During these overcast and cold days of Sprinter (a new season we have here in the Kingdom of Talking to Plants, declared by the Ruler when we are already six weeks beyond meteorological winter...and our forecast and environs look more like smack-dab in the middle of Winter, except for terribly random minutes of sunshine--which should be announced with the fanfare of those long trumpets (with no keys requiring a lot of lip work to play)-- so no subjects of the Kingdom miss even one errant minute of sunshine, because we are decidedly UV light-deprived as well...

So during these sad times here in the Kingdom we have used this rectangular Magic Looking Glass thingee to visit other kingdoms far and wide in the World of the Blogosphere. 

We have seen corpse flowers in bloom, flowering cherry and almonds, hellebores (all you gardeners who can grow hellebores-- of the non-foetid sort-- may rot in hell), dogwoods, women who recklessly run with delphiniums (!), other nearby kingdoms also caught up in the chilling grip of Sprinter,  and the cheerful and joy-filled daffodil watchers of the kingdom to the north. 

Additionally, Ambassadors from other lands, blue jays, robins, and the like (in addition the the Crown Prince Handsome Son and his Fair Lady) have been visiting the Kingdom of Talking to Plants.  The aforementioned Ambassadors have been treated to two beautiful, dried head of sunflowers, a collaboration between the Head Gardener, Baby Gardener, and Gardening Twins and Our Kingdom's Math Department. 


You get the idea...

The jays are the first I have seen this Sprinter, having been absent all Winter. They showed off their colorful finery to the amazement of the subjects of this grey Kingdom.  A group of 3 (5? very rowdy, spurious, and frenetic) male robins have also provided entertainment in the form of a joust over the wing of a rather dowdy lady robin, however, she seemed to have chosen a choice nesting spot just off my deck.

So entertainment for sunflowers seeds, a fair exchange.  (The Crown Prince desired more substantial fare.)

So reading on the travails of other parts of the Blogosphere, I sometimes desire to reach out and hand another kingdom either this seed or that, or a division of a hosta, or a piece of a clematis.  An ambassador bearing gifts, in the form of pass-along-plants.  Looking around the Kingdom, I realize this has long been a tradition amongst gardeners.

I am open to any and all suggestions for exchanges amongst the Kingdoms of the Blogosphere. 

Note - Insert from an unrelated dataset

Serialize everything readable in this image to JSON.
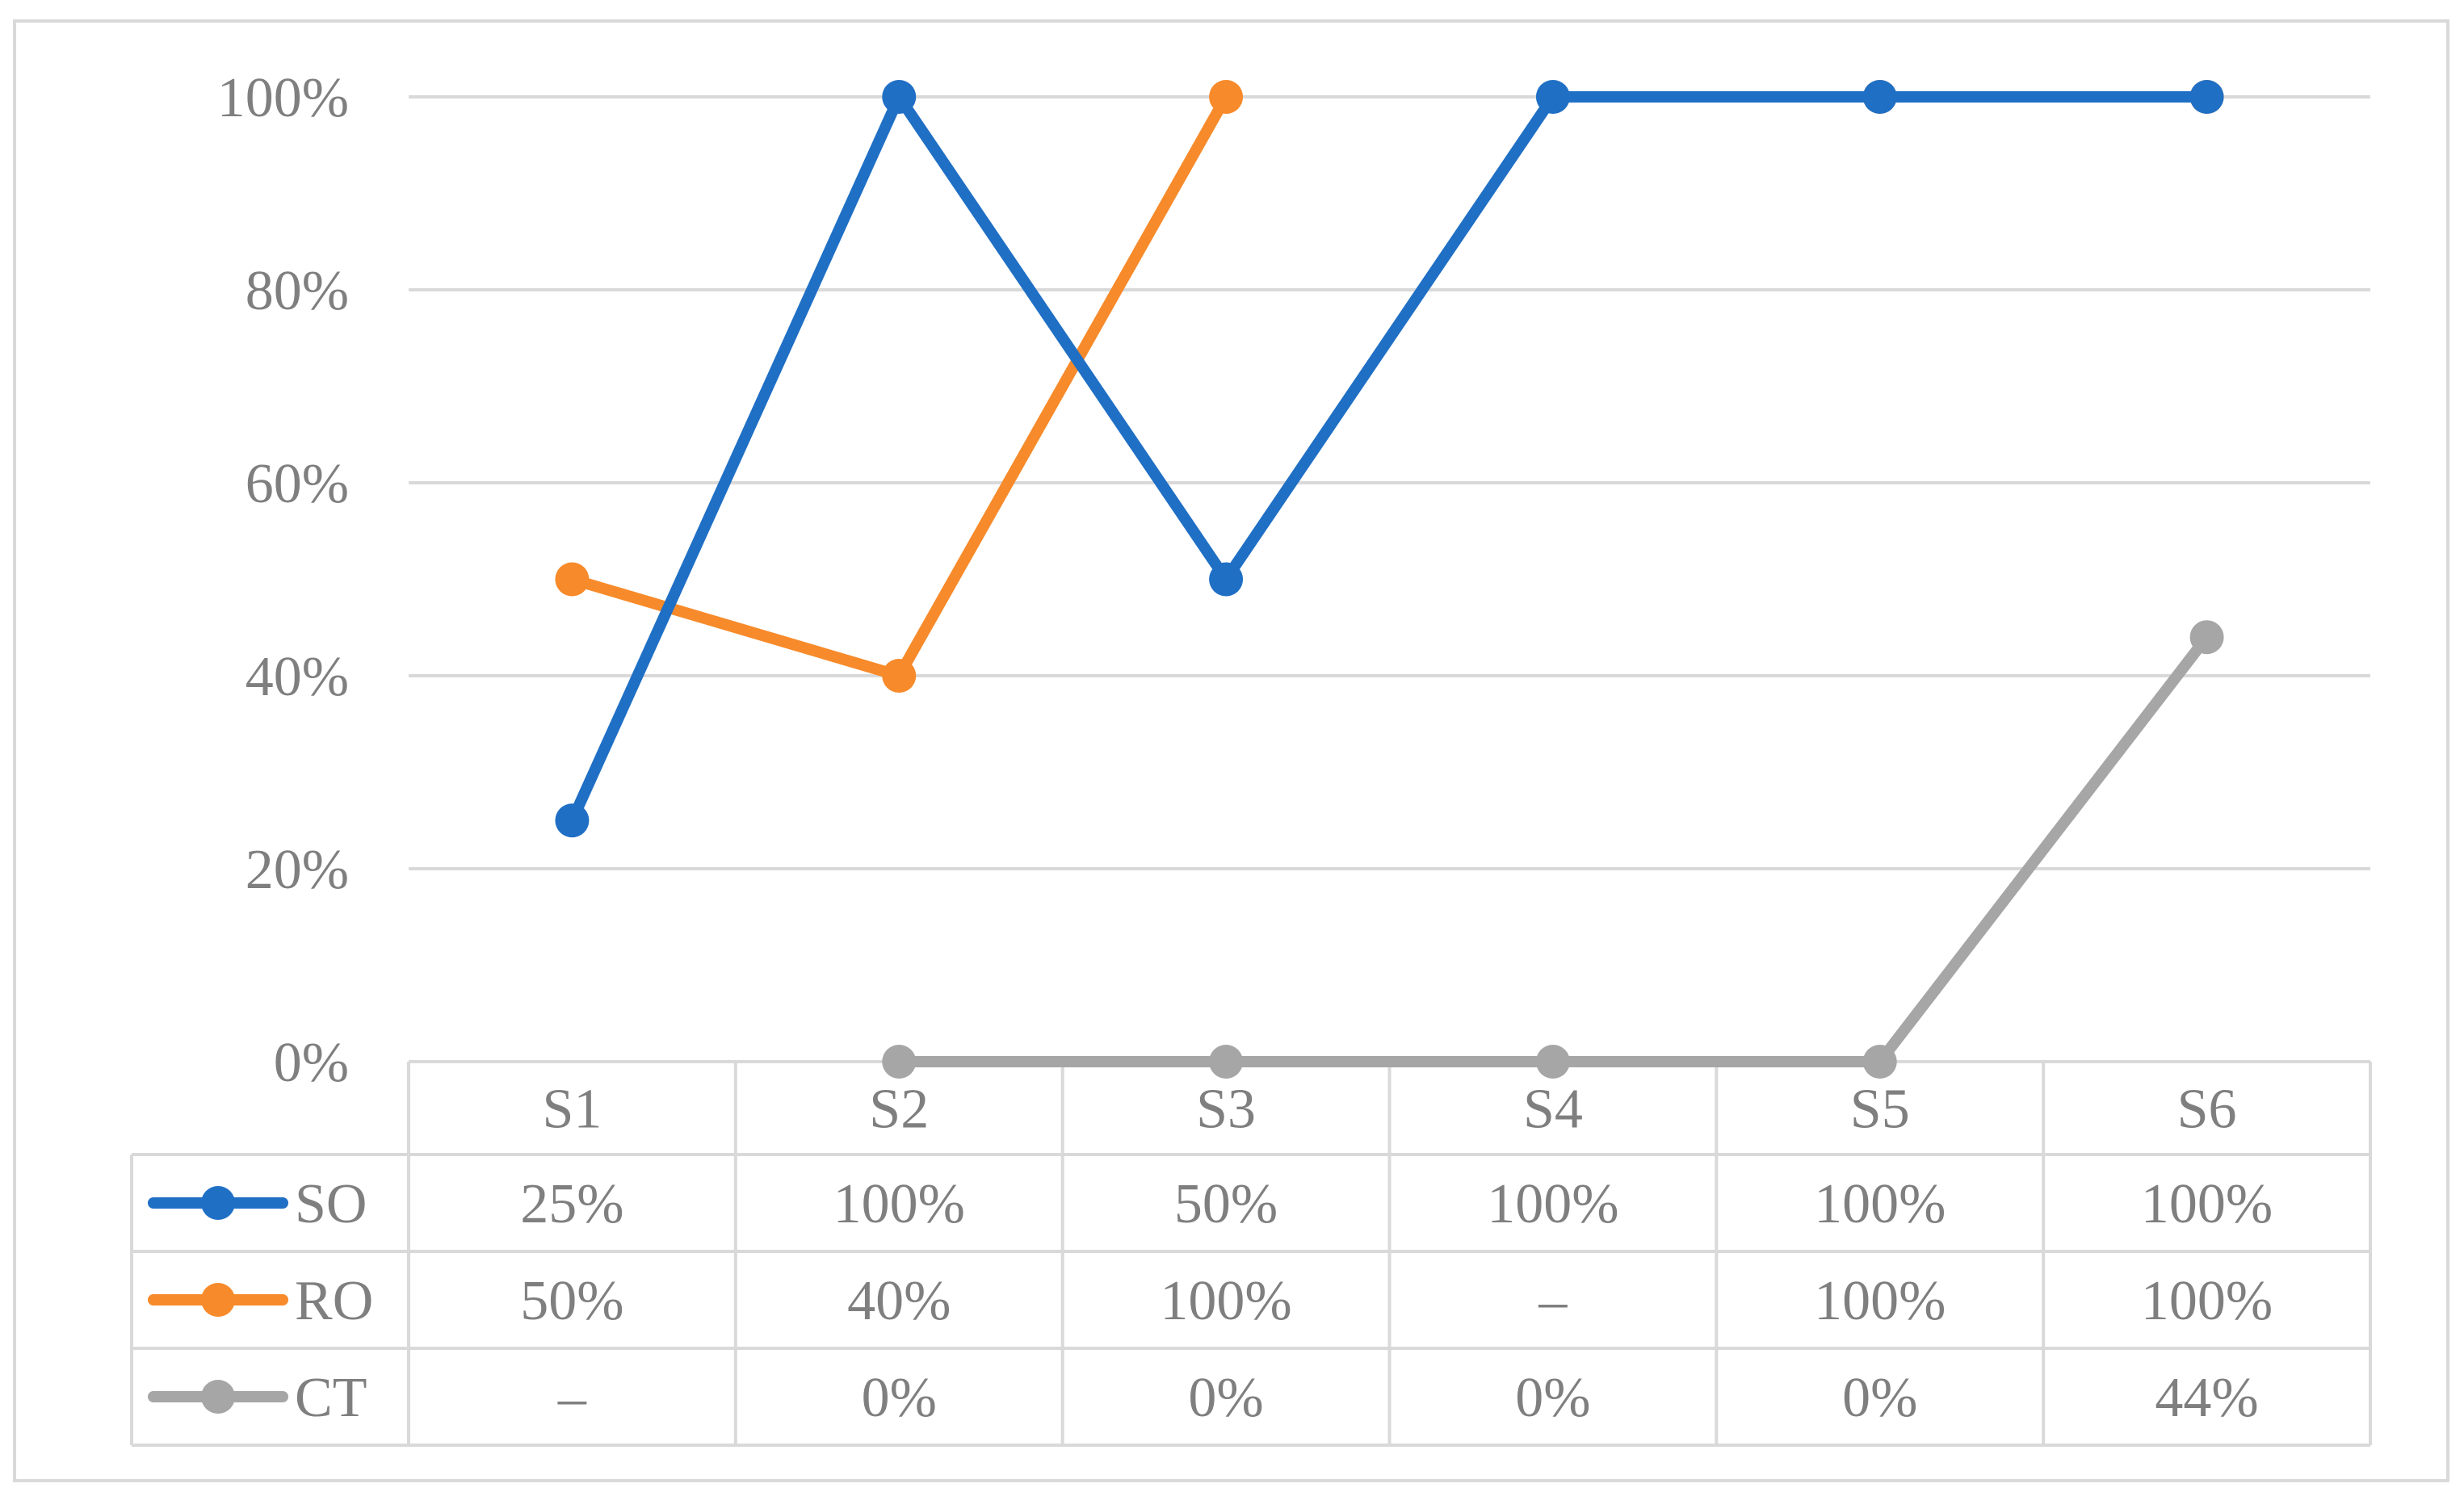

So what are we gardeners still looking for this Sprinter?  Hankering for seeds of native plants (penstemon digitalis, ligularia dentata or japonica, clematis heraclifolia, etc.), extra heirloom tomato seeds from that packet (because God knows you probably don't need to plant the entire packet-- and like the growing season is even going to be long enough to ripen tomatoes anyway!), a division of a neat-o hosta (should they actually poke up their pointy eyes), a cutting from Clematis Josephine (or any others), some of The Fairy rose?  Something else, piece of a sedum (I think I need to do a feature this next week on the many sedum I have! Check back!)?

Anyone?  What are you looking for?


  1. I don't suppose you have any yellow Oenothera fruticosa? As for me, I can offer all kinds of volunteers or divisions of many plants, mostly native, but I'm guessing you would have all of them already.

    And don't worry, I will arrange for extra precautions. Please hand all your belts and shoelaces to the nice lady.

    If it makes you feel any better, we got a bit of snow this morning, though it didn't stick.

  2. You are looking for the evening primose? I have a perennial variety of oenothera and I have fruticosa in a couple flats I am growing from seed. They are looking very nice. I can send some your way after a bit. I don't have everything, really... but I'll keep my eye open on your blog Jason for something I'd like a cutting of or seed from!